The software supply chain must also become verifiable. OpenSSF Scorecard can help assess open source projects for risky development practices. SLSA provides a framework for stronger build integrity and provenance. Sigstore and Cosign can be used to sign and verify containers and software artefacts. These practices matter even more when AI-generated code enters development pipelines, because speed without provenance creates new risk.
For monitoring and incident response, open tools can provide a strong baseline. Wazuh can support endpoint monitoring and security information management. Zeek and Suricata can analyse network traffic. Falco can detect suspicious runtime behaviour in cloud-native environments. MISP and OpenCTI can help institutions share threat intelligence in a structured way. AI can then be added as an assistant for triage, correlation and report drafting, but not as an unchecked autonomous decision-maker.

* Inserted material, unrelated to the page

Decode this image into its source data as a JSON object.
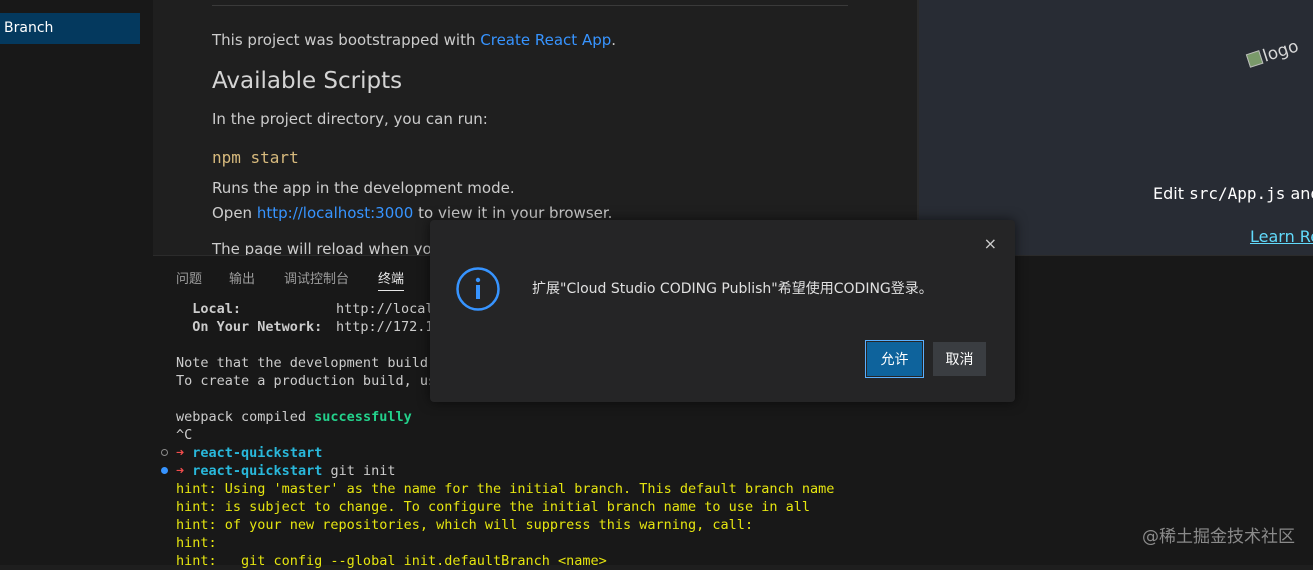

For AI-specific systems, open methods are equally important. Prompts, retrieval pipelines, model access rules, tool permissions and logging policies should be documented and testable. A public body using an AI assistant should know which data the system can access, which actions it can perform, what is logged, how outputs are validated and who is accountable when something goes wrong.

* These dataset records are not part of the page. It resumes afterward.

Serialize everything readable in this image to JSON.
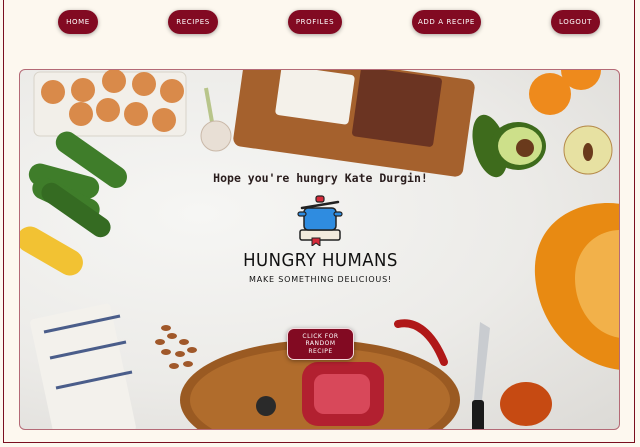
{
  "nav": {
    "home": "HOME",
    "recipes": "RECIPES",
    "profiles": "PROFILES",
    "add_recipe": "ADD A RECIPE",
    "logout": "LOGOUT"
  },
  "hero": {
    "greeting": "Hope you're hungry Kate Durgin!",
    "brand_title": "HUNGRY HUMANS",
    "brand_tagline": "MAKE SOMETHING DELICIOUS!",
    "random_button": "CLICK FOR RANDOM RECIPE"
  },
  "colors": {
    "accent": "#820a22",
    "background": "#fdf8ef"
  },
  "icons": [
    "cooking-pot-book-logo"
  ]
}
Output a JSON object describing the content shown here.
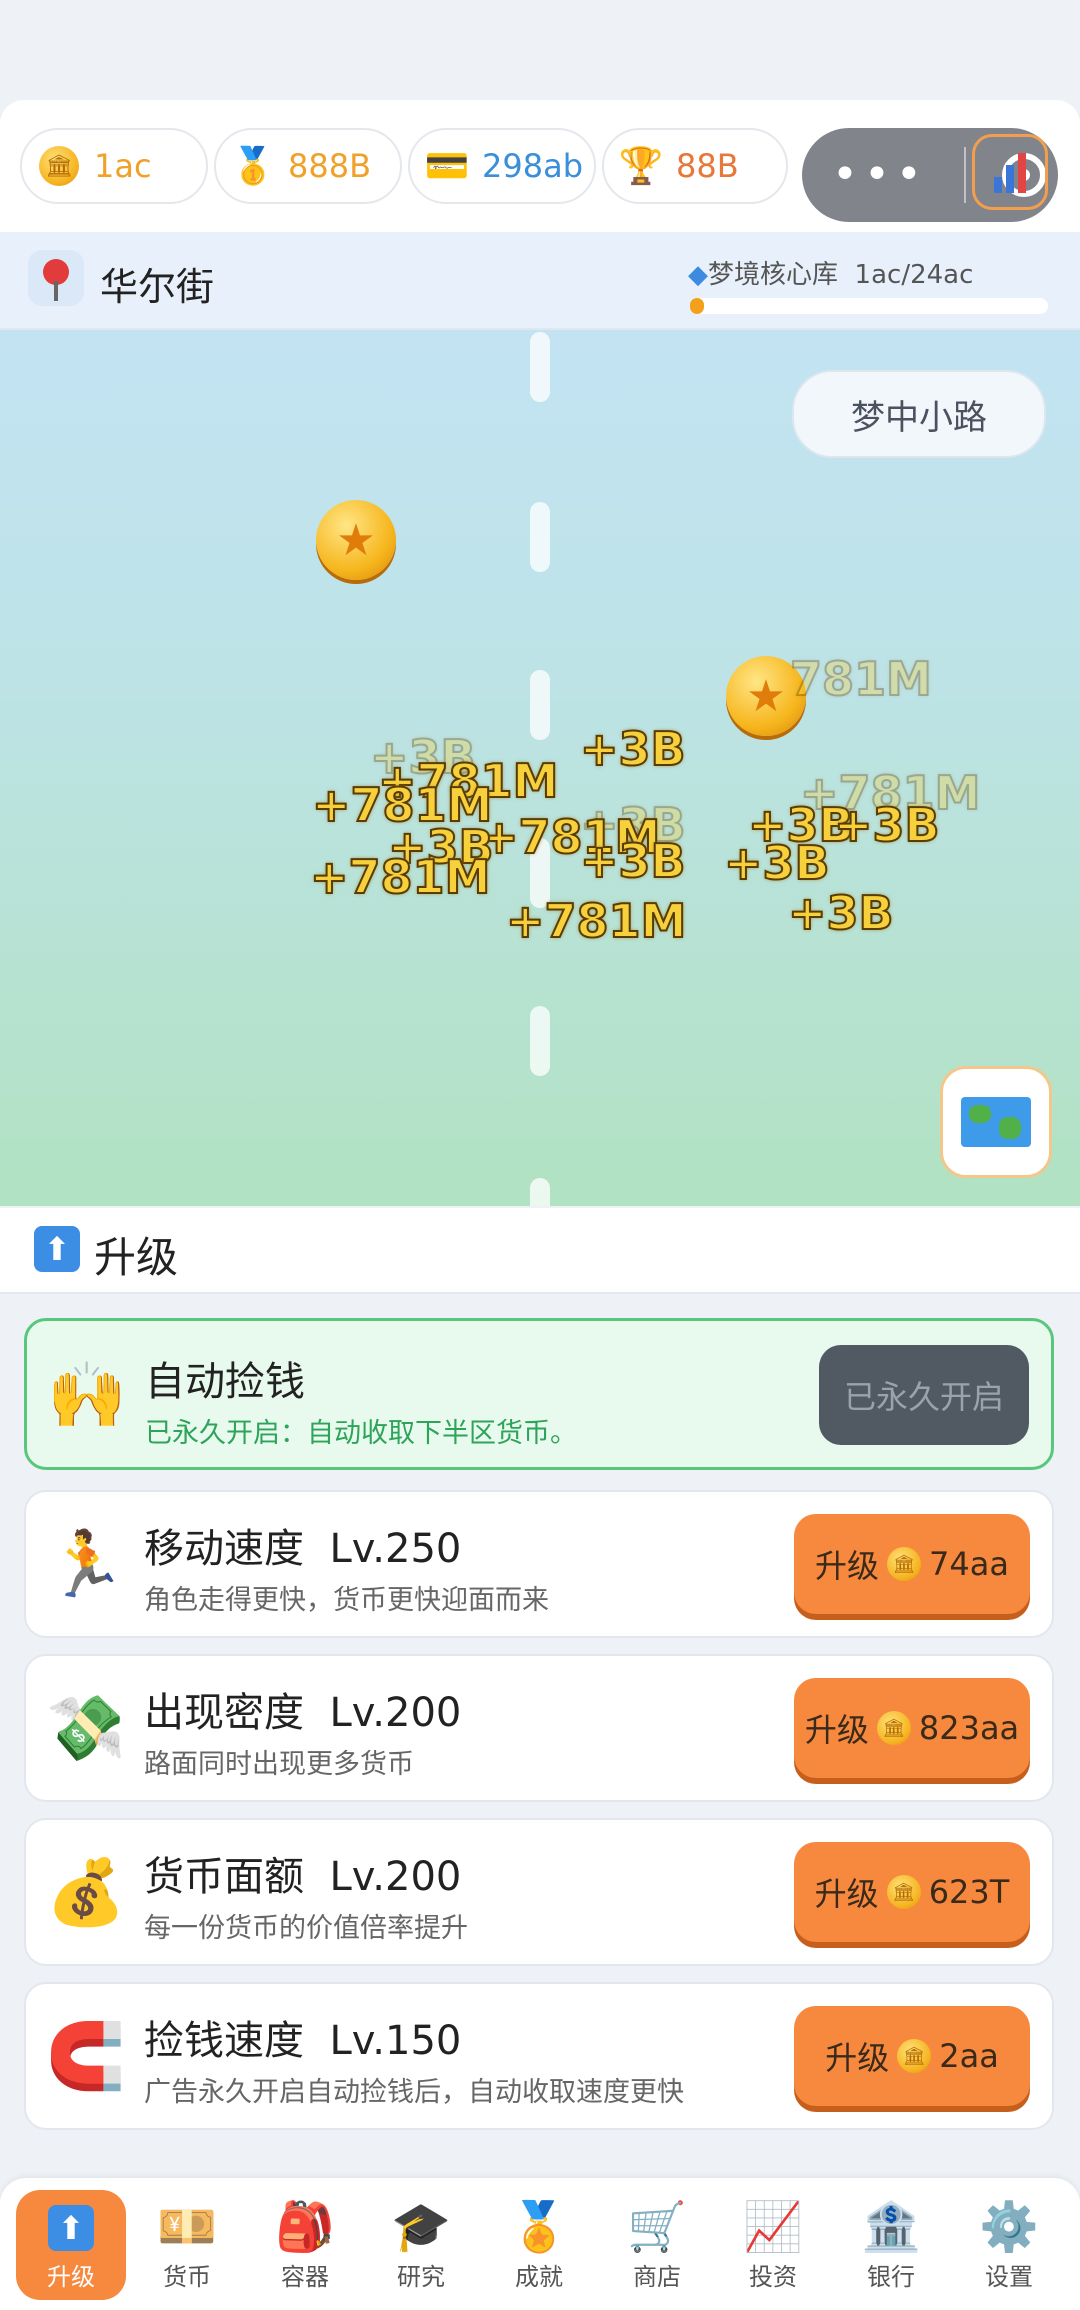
{
  "currencies": [
    {
      "icon": "bank-coin-icon",
      "value": "1ac",
      "color": "#f0a12a"
    },
    {
      "icon": "medal-icon",
      "value": "888B",
      "color": "#f0a12a"
    },
    {
      "icon": "card-icon",
      "value": "298ab",
      "color": "#3a8fd8"
    },
    {
      "icon": "trophy-icon",
      "value": "88B",
      "color": "#e8773a"
    }
  ],
  "location": {
    "name": "华尔街",
    "library_label": "梦境核心库",
    "library_value": "1ac/24ac",
    "library_progress": 0.04
  },
  "game": {
    "road_button": "梦中小路",
    "floating_texts": [
      "+3B",
      "+781M",
      "+3B",
      "+781M",
      "+781M",
      "+3B",
      "+3B",
      "+781M",
      "+3B",
      "+3B",
      "+3B",
      "+781M",
      "+781M",
      "+3B",
      "+3B",
      "781M"
    ]
  },
  "section": {
    "title": "升级"
  },
  "auto_pick": {
    "icon": "raised-hands-icon",
    "title": "自动捡钱",
    "desc": "已永久开启：自动收取下半区货币。",
    "button": "已永久开启"
  },
  "upgrades": [
    {
      "icon": "runner-icon",
      "emoji": "🏃",
      "title": "移动速度",
      "level": "Lv.250",
      "desc": "角色走得更快，货币更快迎面而来",
      "btn_label": "升级",
      "cost": "74aa"
    },
    {
      "icon": "money-wings-icon",
      "emoji": "💸",
      "title": "出现密度",
      "level": "Lv.200",
      "desc": "路面同时出现更多货币",
      "btn_label": "升级",
      "cost": "823aa"
    },
    {
      "icon": "money-bag-icon",
      "emoji": "💰",
      "title": "货币面额",
      "level": "Lv.200",
      "desc": "每一份货币的价值倍率提升",
      "btn_label": "升级",
      "cost": "623T"
    },
    {
      "icon": "magnet-icon",
      "emoji": "🧲",
      "title": "捡钱速度",
      "level": "Lv.150",
      "desc": "广告永久开启自动捡钱后，自动收取速度更快",
      "btn_label": "升级",
      "cost": "2aa"
    }
  ],
  "nav": [
    {
      "icon": "upgrade-icon",
      "label": "升级",
      "active": true
    },
    {
      "icon": "currency-icon",
      "label": "货币"
    },
    {
      "icon": "backpack-icon",
      "label": "容器"
    },
    {
      "icon": "graduation-cap-icon",
      "label": "研究"
    },
    {
      "icon": "medal-icon",
      "label": "成就"
    },
    {
      "icon": "cart-icon",
      "label": "商店"
    },
    {
      "icon": "chart-icon",
      "label": "投资"
    },
    {
      "icon": "bank-icon",
      "label": "银行"
    },
    {
      "icon": "gear-icon",
      "label": "设置"
    }
  ]
}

The policy choice: open, verifiable, maintainable
The answer to AI-enabled cyber risk is not to hide more infrastructure behind closed products. It is to build systems that can be inspected, tested, patched and governed. That means open standards in procurement, mandatory SBOMs for public software, reusable public code, independent audits, support for open source maintainers and national cybersecurity capacity that includes universities, research centres, SMEs and civic technology communities.
AI will make attacks faster. It can also make defence faster. But defenders will only benefit if they have access to the tools, the code, the data structures and the institutional capacity required to act. In the AI era, open source is not just a development model. It is part of the infrastructure of digital sovereignty.